I am wondering whether there is some tool/scripts available to create a database of genomic data from a set of files? These files are mostly in bed format, but there are also results files from peaks called with MACS and gene expression data from cufflinks.
Say I need a list of genes ( and coordinates) that have a peak for a certain factor, but not another, and genes genes must be expressed. At the moment, I use custom R scripts, which do a series of merges, annotations, and filtering steps to get the final table. However, this is not very elegant or efficient, and to me it seems like a classical problem that could be solved by implementing a database.
As it is often the case in bioinformatics, it is likely that someone already came up with a solution. Trouble is, I can't find it. So before I start implementing something like that myself, does anyone know of an existing solution?
how about storing your files as bzgip+tabix and querying everything using tabix or bedtools ?
I have not thought of tabix - well, I never really used it - but you got me curious.

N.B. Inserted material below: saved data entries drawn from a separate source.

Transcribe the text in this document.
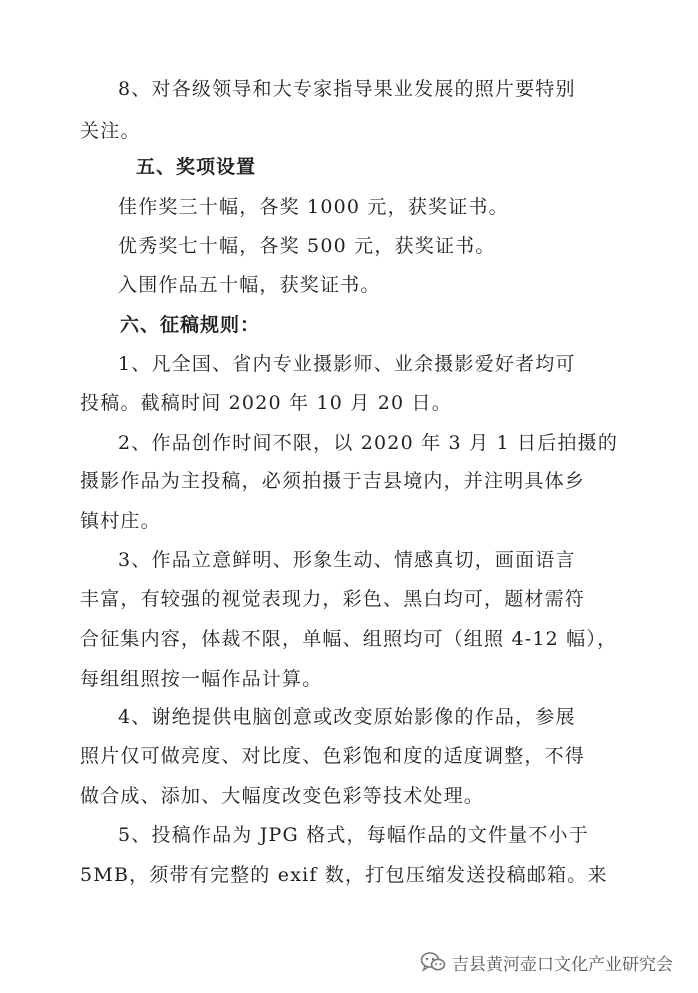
8、对各级领导和大专家指导果业发展的照片要特别
关注。
五、奖项设置
佳作奖三十幅，各奖 1000 元，获奖证书。
优秀奖七十幅，各奖 500 元，获奖证书。
入围作品五十幅，获奖证书。
六、征稿规则：
1、凡全国、省内专业摄影师、业余摄影爱好者均可
投稿。截稿时间 2020 年 10 月 20 日。
2、作品创作时间不限，以 2020 年 3 月 1 日后拍摄的
摄影作品为主投稿，必须拍摄于吉县境内，并注明具体乡
镇村庄。
3、作品立意鲜明、形象生动、情感真切，画面语言
丰富，有较强的视觉表现力，彩色、黑白均可，题材需符
合征集内容，体裁不限，单幅、组照均可（组照 4-12 幅），
每组组照按一幅作品计算。
4、谢绝提供电脑创意或改变原始影像的作品，参展
照片仅可做亮度、对比度、色彩饱和度的适度调整，不得
做合成、添加、大幅度改变色彩等技术处理。
5、投稿作品为 JPG 格式，每幅作品的文件量不小于
5MB，须带有完整的 exif 数，打包压缩发送投稿邮箱。来
吉县黄河壶口文化产业研究会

From what I just read about it, each bed file would still be separate and the query would be done independently right? Let's say each bed represent different factor's binding sites, and I would like to know to which of my genes is bound by a factor but not another?
Building on what Pierre suggested... since you're already using R, are you using the genomeIntervals package? It has some of the functionality of bedtools and might be easy to integrate to your existing scripts. Although, it sounds like you're interested in using SQL and Python partly for the learning experience, so in that case go for it (if you have the time)!
I am using R, but not that package.
No one has the time :) But you are right. For me this would be a nice (and useful) side project to make something more large scale in python (already in use for smaller stuff), and learn SQL in the process (it would be implemented in sqlite). As mentioned, my current approach is good enough, but it somehow feels rough.
Note that the GenomicRanges package is also a good resource and is a bit more mainstream than genomeIntervals. Your mileage may vary, though. In python, consider the bx-python library.
In R I already use GRanges, but in Python so far it has been pybedtools. Very good package btw.
There is also the pygenes package in python.